Newton described it as "the vast ocean of truth that lay undiscovered before me", while he was "like a boy playing on the seashore".

And even that doesn't quite describe it, because if you know you don't know, then it is not an "unknown unknown".

Most of scientific bureaucracy is based on chasing known unknowns. And that is quite all right, because we actually do need to refine and calibrate our models, and improve our technology. This is the basis of our technological civilization.

However, paradigmatic upheaval is in the finding of completely new science, models, mental mappings.

And that can't be done, for the most part, to be polite, by commitee, nor by plan.

Max Planck proposed the energy "quantum" conjecture, not as a step in a plan to create new physics. Rather, it was a placeholder, a thought —or pehaps an afterthought— to account for the puzzling black body radiation phenomenon, the "ultraviolet catastrophe"

He had no idea that Einstein would "run with it", and propose the quantization of light —the photon— to explain the photoelectric effect in one of his 1905 "anno mirabilis" papers —and which netted Einsten the Nobel Prize in 1921.

The ball started rolling from there

Although Einstein would later be a quantum theory detractor, it is the fact that he put the ball in motion to explore and discover the depths of quantum physics.

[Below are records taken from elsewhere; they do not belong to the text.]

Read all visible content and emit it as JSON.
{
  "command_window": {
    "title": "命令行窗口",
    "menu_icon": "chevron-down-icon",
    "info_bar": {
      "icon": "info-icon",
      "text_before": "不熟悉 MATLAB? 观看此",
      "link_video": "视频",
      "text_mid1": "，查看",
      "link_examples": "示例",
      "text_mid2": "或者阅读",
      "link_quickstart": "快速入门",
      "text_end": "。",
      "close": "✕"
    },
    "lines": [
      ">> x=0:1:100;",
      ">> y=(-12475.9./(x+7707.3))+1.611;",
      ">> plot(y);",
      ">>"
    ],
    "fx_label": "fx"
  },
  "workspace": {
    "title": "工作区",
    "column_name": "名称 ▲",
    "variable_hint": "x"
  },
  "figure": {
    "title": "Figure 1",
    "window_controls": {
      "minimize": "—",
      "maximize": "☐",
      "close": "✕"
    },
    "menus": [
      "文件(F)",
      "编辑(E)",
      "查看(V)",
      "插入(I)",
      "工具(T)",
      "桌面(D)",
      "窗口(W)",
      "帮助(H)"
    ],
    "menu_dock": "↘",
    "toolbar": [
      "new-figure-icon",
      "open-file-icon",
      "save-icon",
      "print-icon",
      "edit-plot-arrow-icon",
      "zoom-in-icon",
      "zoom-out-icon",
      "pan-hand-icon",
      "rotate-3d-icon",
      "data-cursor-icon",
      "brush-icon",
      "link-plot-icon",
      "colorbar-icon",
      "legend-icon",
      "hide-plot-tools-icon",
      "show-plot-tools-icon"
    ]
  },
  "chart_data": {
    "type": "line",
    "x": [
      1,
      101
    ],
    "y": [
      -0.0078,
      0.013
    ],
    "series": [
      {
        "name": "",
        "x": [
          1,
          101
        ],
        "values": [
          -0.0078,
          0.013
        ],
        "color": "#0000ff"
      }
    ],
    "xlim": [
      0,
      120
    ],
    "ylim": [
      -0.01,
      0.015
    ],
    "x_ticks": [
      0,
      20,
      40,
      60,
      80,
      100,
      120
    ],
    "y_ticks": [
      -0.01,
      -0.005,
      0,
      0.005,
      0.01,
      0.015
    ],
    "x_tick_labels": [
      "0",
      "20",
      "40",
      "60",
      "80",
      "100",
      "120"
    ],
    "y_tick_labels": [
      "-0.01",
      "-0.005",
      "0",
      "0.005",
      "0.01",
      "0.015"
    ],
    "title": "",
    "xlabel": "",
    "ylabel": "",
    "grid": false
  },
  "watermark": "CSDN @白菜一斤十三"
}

(Schrödinger, also an early contributor to the quantum discoveries, would also become a detractor. His (in)famous cat thought experiment was meant as a critique, not an explanation)

Nowadays, we have these two grand theories, and a "Standard Model". But the incompatabilities at the core means that there the two theories can't be right.

It is a similar situation to the Black Body problem that started the whole XXth Century quantum revolution, in the sense that there is a contradiction, something that is beyond mere calibration of the models.

I deplore the retrenching of scientific spending by the government. But perhaps this can be a good thing. Maybe this circunstance allows an obscure, perhaps heretofore unknown scientist to propose a fantastic heresy. And with this proclamation, provides the impetus to peer into the unfathomable; to shine light onto an unknown unknown. And, in doing so, allows us to break through (a literal breakthrough) to a new understanding.

May serendipity and boldness take hold!